A big risk for children from a children’s home is their lack of experience in how to arrange important, but quite everyday, matters. The children are not anchored in their environment, so how can they make a start in life? It is a situation for which the expression ‘learned helplessness’ applies. If something gets spoiled, the sponsor just provides a replacement. If we fancy a day trip, we just get on the bus.
How much does it cost to stay at the seaside? How much does electricity cost? How much does it cost to heat an apartment for a year? How much should I put aside for Christmas presents? All this is unknown to a child from a home. In a host family a child can discover how the family organizes various activities; what is necessary to make something actually happen; how to live on a budget. What are the financial limits that the family can afford monthly, annually, or for the next five years?
We all know the pros and cons of family life. We have learned from the successes and failures of a family members. Most of us have found someone with similar traits and interests as ourselves who became an example for us to follow or who supported us in times of uncertainty. Children from a home grow up with pretty much all their material needs catered for, but at the moment when they need to decide on a particular vocation or job and leave the safe world of the children’s home, they find themselves on thin ice. They lack any knowledge of the town or village from which they were separated when they left their families. They haven’t built up any natural contacts with their extended family members or with their parents’ friends. They lack a family role model to help them in their decisions. Granddad the carpenter, Uncle the car mechanic, Mum the nurse, the gardener who lives down the road…You can show the children the way, show them how to communicate successfully, show them the skills and professions present in your own family.

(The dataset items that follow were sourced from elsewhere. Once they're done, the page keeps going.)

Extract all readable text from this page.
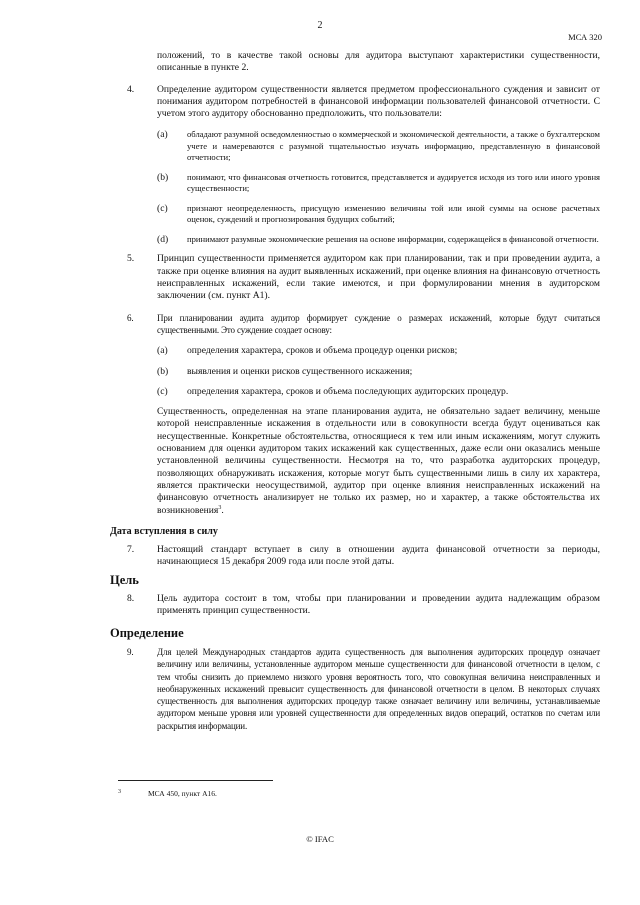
2
МСА 320
положений, то в качестве такой основы для аудитора выступают характеристики существенности, описанные в пункте 2.
4. Определение аудитором существенности является предметом профессионального суждения и зависит от понимания аудитором потребностей в финансовой информации пользователей финансовой отчетности. С учетом этого аудитору обоснованно предположить, что пользователи:
(a) обладают разумной осведомленностью о коммерческой и экономической деятельности, а также о бухгалтерском учете и намереваются с разумной тщательностью изучать информацию, представленную в финансовой отчетности;
(b) понимают, что финансовая отчетность готовится, представляется и аудируется исходя из того или иного уровня существенности;
(c) признают неопределенность, присущую изменению величины той или иной суммы на основе расчетных оценок, суждений и прогнозирования будущих событий;
(d) принимают разумные экономические решения на основе информации, содержащейся в финансовой отчетности.
5. Принцип существенности применяется аудитором как при планировании, так и при проведении аудита, а также при оценке влияния на аудит выявленных искажений, при оценке влияния на финансовую отчетность неисправленных искажений, если такие имеются, и при формулировании мнения в аудиторском заключении (см. пункт А1).
6.	При планировании аудита аудитор формирует суждение о размерах искажений, которые будут считаться существенными. Это суждение создает основу:
(a) определения характера, сроков и объема процедур оценки рисков;
(b) выявления и оценки рисков существенного искажения;
(c) определения характера, сроков и объема последующих аудиторских процедур.
Существенность, определенная на этапе планирования аудита, не обязательно задает величину, меньше которой неисправленные искажения в отдельности или в совокупности всегда будут оцениваться как несущественные. Конкретные обстоятельства, относящиеся к тем или иным искажениям, могут служить основанием для оценки аудитором таких искажений как существенных, даже если они оказались меньше установленной величины существенности. Несмотря на то, что разработка аудиторских процедур, позволяющих обнаруживать искажения, которые могут быть существенными лишь в силу их характера, является практически неосуществимой, аудитор при оценке влияния неисправленных искажений на финансовую отчетность анализирует не только их размер, но и характер, а также обстоятельства их возникновения$^3$.
Дата вступления в силу
7. Настоящий стандарт вступает в силу в отношении аудита финансовой отчетности за периоды, начинающиеся 15 декабря 2009 года или после этой даты.
Цель
8. Цель аудитора состоит в том, чтобы при планировании и проведении аудита надлежащим образом применять принцип существенности.
Определение
9.	Для целей Международных стандартов аудита существенность для выполнения аудиторских процедур означает величину или величины, установленные аудитором меньше существенности для финансовой отчетности в целом, с тем чтобы снизить до приемлемо низкого уровня вероятность того, что совокупная величина неисправленных и необнаруженных искажений превысит существенность для финансовой отчетности в целом. В некоторых случаях существенность для выполнения аудиторских процедур также означает величину или величины, устанавливаемые аудитором меньше уровня или уровней существенности для определенных видов операций, остатков по счетам или раскрытия информации.
3	МСА 450, пункт А16.
© IFAC
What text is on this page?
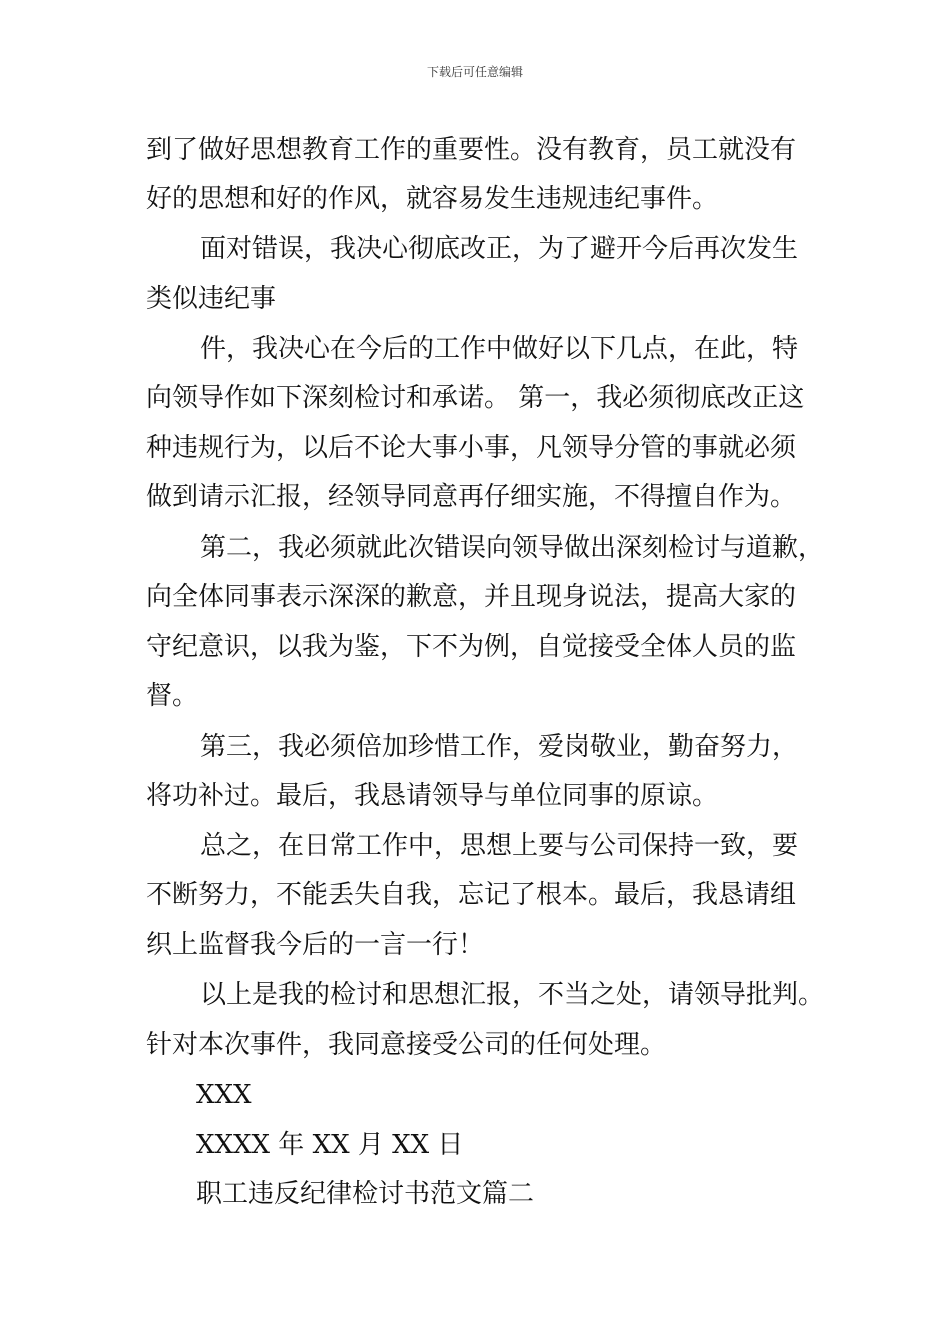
下载后可任意编辑
到了做好思想教育工作的重要性。没有教育，员工就没有
好的思想和好的作风，就容易发生违规违纪事件。
面对错误，我决心彻底改正，为了避开今后再次发生
类似违纪事
件，我决心在今后的工作中做好以下几点，在此，特
向领导作如下深刻检讨和承诺。 第一，我必须彻底改正这
种违规行为，以后不论大事小事，凡领导分管的事就必须
做到请示汇报，经领导同意再仔细实施，不得擅自作为。
第二，我必须就此次错误向领导做出深刻检讨与道歉，
向全体同事表示深深的歉意，并且现身说法，提高大家的
守纪意识，以我为鉴，下不为例，自觉接受全体人员的监
督。
第三，我必须倍加珍惜工作，爱岗敬业，勤奋努力，
将功补过。最后，我恳请领导与单位同事的原谅。
总之，在日常工作中，思想上要与公司保持一致，要
不断努力，不能丢失自我，忘记了根本。最后，我恳请组
织上监督我今后的一言一行！
以上是我的检讨和思想汇报，不当之处，请领导批判。
针对本次事件，我同意接受公司的任何处理。
XXX
XXXX 年 XX 月 XX 日
职工违反纪律检讨书范文篇二
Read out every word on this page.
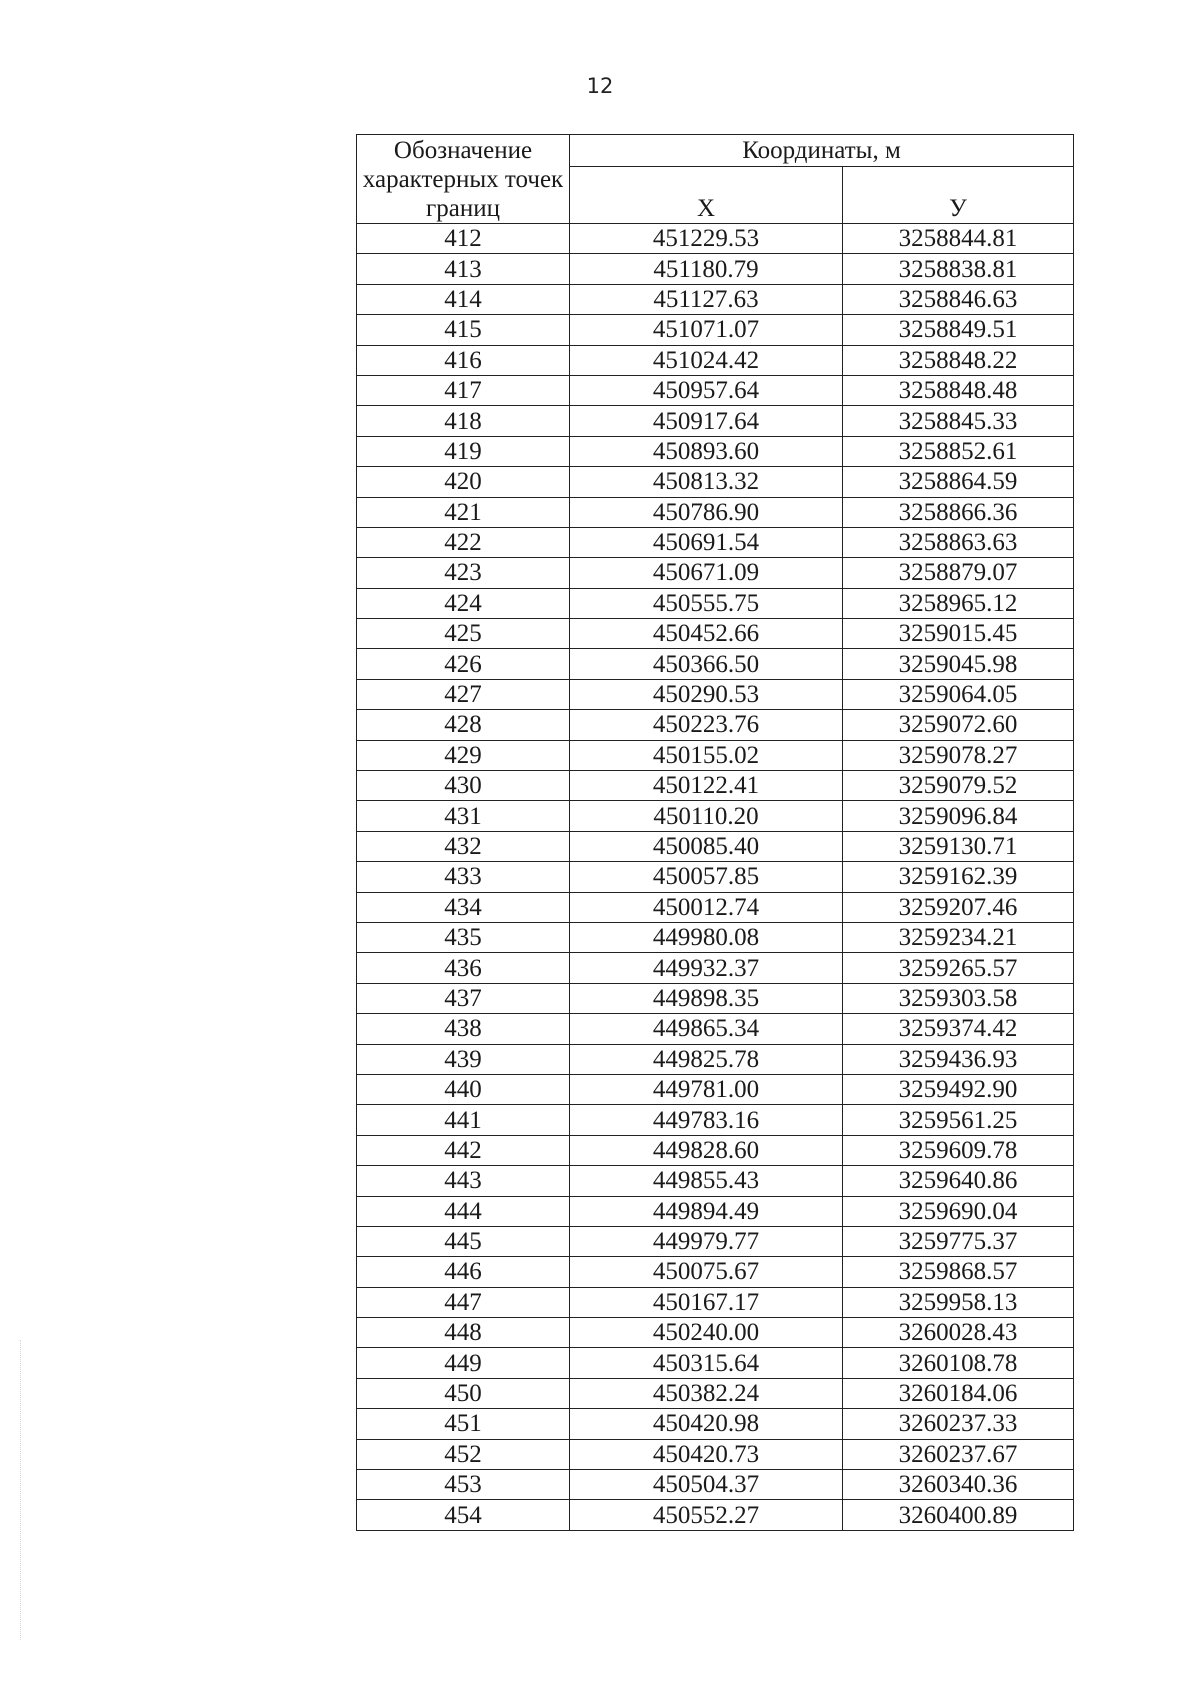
12
Обозначение характерных точек границ	Координаты, м	
	Х	У
412	451229.53	3258844.81
413	451180.79	3258838.81
414	451127.63	3258846.63
415	451071.07	3258849.51
416	451024.42	3258848.22
417	450957.64	3258848.48
418	450917.64	3258845.33
419	450893.60	3258852.61
420	450813.32	3258864.59
421	450786.90	3258866.36
422	450691.54	3258863.63
423	450671.09	3258879.07
424	450555.75	3258965.12
425	450452.66	3259015.45
426	450366.50	3259045.98
427	450290.53	3259064.05
428	450223.76	3259072.60
429	450155.02	3259078.27
430	450122.41	3259079.52
431	450110.20	3259096.84
432	450085.40	3259130.71
433	450057.85	3259162.39
434	450012.74	3259207.46
435	449980.08	3259234.21
436	449932.37	3259265.57
437	449898.35	3259303.58
438	449865.34	3259374.42
439	449825.78	3259436.93
440	449781.00	3259492.90
441	449783.16	3259561.25
442	449828.60	3259609.78
443	449855.43	3259640.86
444	449894.49	3259690.04
445	449979.77	3259775.37
446	450075.67	3259868.57
447	450167.17	3259958.13
448	450240.00	3260028.43
449	450315.64	3260108.78
450	450382.24	3260184.06
451	450420.98	3260237.33
452	450420.73	3260237.67
453	450504.37	3260340.36
454	450552.27	3260400.89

Why is it that children without good family support fail to do well in school? Often, they do not like school and try to be there as short time as possible – to leave school as early as they can. Many do not make the best of their natural talents by a long way.
Why is that?
Because it is difficult for them to find make sense of the stresses of a collective education environment. Motivation – that which drives us to action – is born from example, from the response we get, from being cheered on by an interested grown up who has long term ties to the child. That means having a person who asks what the child is doing, what is he good at, what worries him, what does he find difficult. So that he is not alone at the critical moments in his life. So that he recognizes that his future is important to someone in particular and that that person wants to share that future with him: not only the future, but also the laborious road to achieving those results and goals. You can help the children choose their vocation; choose where to direct their energies. You can show them that it makes sense to work at something long term, because eventually they will see results.
Helping a child who is approaching adulthood is a commitment that has certain conditions attached. Children must not be made unrealistic promises; they must not be lied to as their parents did to them so often. They must not be disappointed, or encouraged to build up false hopes, or just abandoned.
You can provide an anchor point, a guide, an island of certainty in an uncertain world, a springboard. You provide a reliable relationship that convinces them that there are people they can trust, that they don’t have to be angry at the whole world. They get the feedback that is important for them to get to know themselves. You can help the children overcome their helplessness.